This kind of query can get expensive, as under the hood this is evaluated the same as ho Prometheus range_queries are evaluated.
Basically this entire query:
topk(5, sum by (q_domain) (count_over_time({q_hostname=“dns-cache01”,q_message=“CLIENT_QUERY”,q_type=“A”} | logfmt | q_domain =~ “." | q_src_ip =~ ".” [5m])))
Will be performed starting at the start time of the query, then again at start + step, then again at start + step + step, etc all the way until end time. This blog post i think helps explain this as well.
The reason topk returns more results is because of the nature of how it works: topk
is evaluated at each step, this means you can end up with more than 5 results as the top 5
results you are looking for are being evaluated at every step and may be different at each step. (if each step has a different list of top5 then the output series will have way more than 5 results) Here is another blog post that talks about this, however the work around in that result would be a little tedious for Loki as I’m not sure off my head if query_result
works on a Loki datasource, so you would have to configure Loki as a prometheus datasource in Grafana (which is possible, Loki presents a prometheus compatible API, you just need to add a \loki
suffix in the URL: http://loki-url/loki
)
--limit
is ignored for metric queries it only applies to log results which is why it has no affect here.
So how can you make this faster? You could explore parallelization with the query-frontend and more queriers.
You could also change the step
in your query to a bigger value, and match the range [5m]
to the step. Such that Loki does fewer iterations of that query.

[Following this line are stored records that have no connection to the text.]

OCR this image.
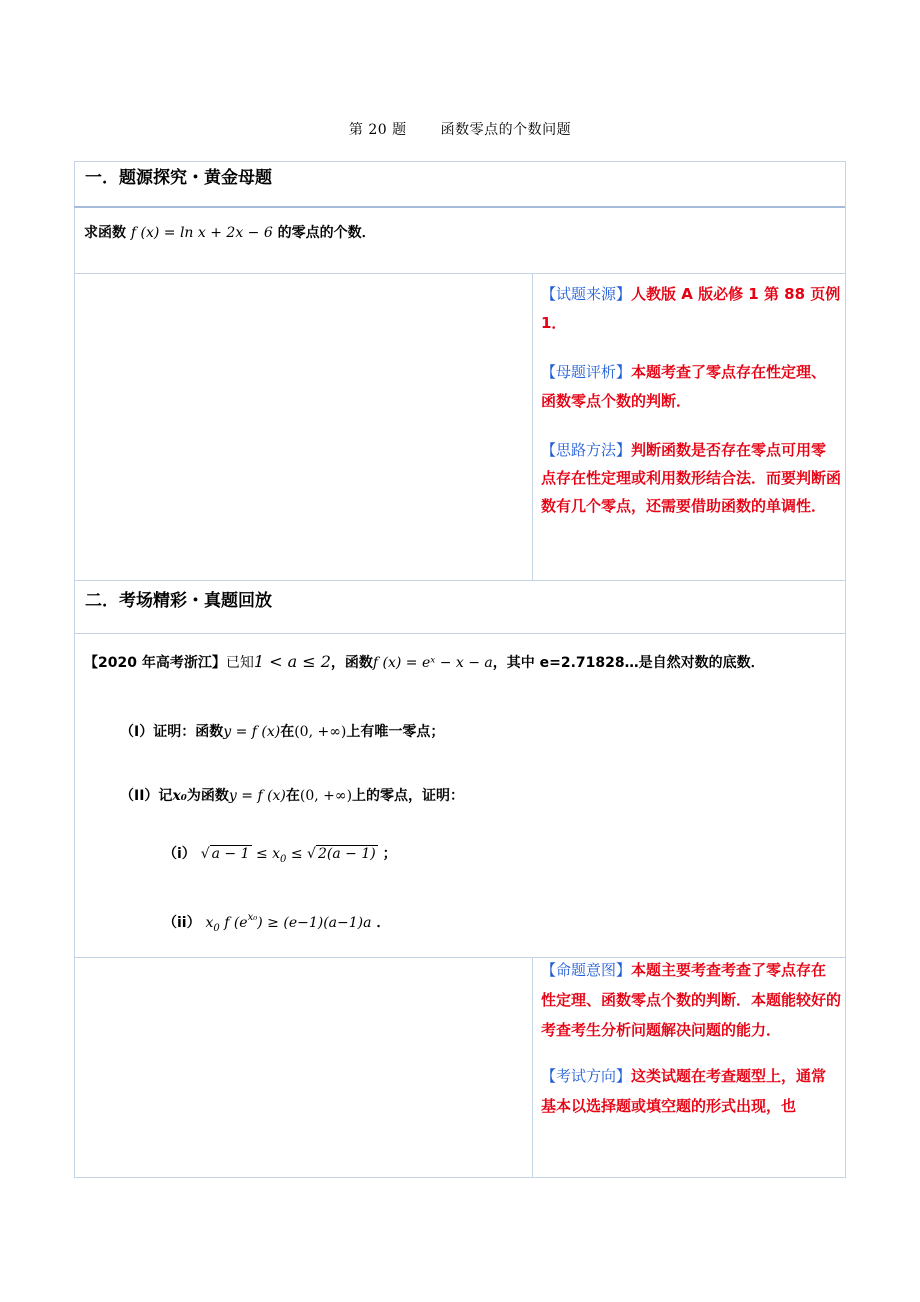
第 20 题 函数零点的个数问题
一．题源探究・黄金母题
求函数 f (x) = ln x + 2x − 6 的零点的个数．

【试题来源】人教版 A 版必修 1 第 88 页例 1．

【母题评析】本题考查了零点存在性定理、函数零点个数的判断．

【思路方法】判断函数是否存在零点可用零点存在性定理或利用数形结合法．而要判断函数有几个零点，还需要借助函数的单调性．

二．考场精彩・真题回放
【2020 年高考浙江】已知1 < a ≤ 2，函数f (x) = eˣ − x − a，其中 e=2.71828…是自然对数的底数．
（I）证明：函数y = f (x)在(0, +∞)上有唯一零点；
（II）记x₀为函数y = f (x)在(0, +∞)上的零点，证明：
（i） √ $a - 1 \le x_0$ ≤ √ 2(a − 1) ；
（ii） $x_0$ f $(e^{x_0}) \ge (e-1)(a-1)a$ ．

【命题意图】本题主要考查考查了零点存在性定理、函数零点个数的判断．本题能较好的考查考生分析问题解决问题的能力．

【考试方向】这类试题在考查题型上，通常基本以选择题或填空题的形式出现，也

Not sure if your desired visualization supports this, but you could consider doing this as an instant query:
time logcli instant-query ‘topk(5, sum by (q_domain) (count_over_time({q_hostname=“dns-cache01”,q_message=“CLIENT_QUERY”,q_type=“A”} | logfmt | q_domain =~ “." | q_src_ip =~ ".” [50m])))’ -q --stats
Note the other difference here is the range was updated from [5m]
to [50m]
, this will run one single query for the last 50m and give you a single result which is useful for display in a table.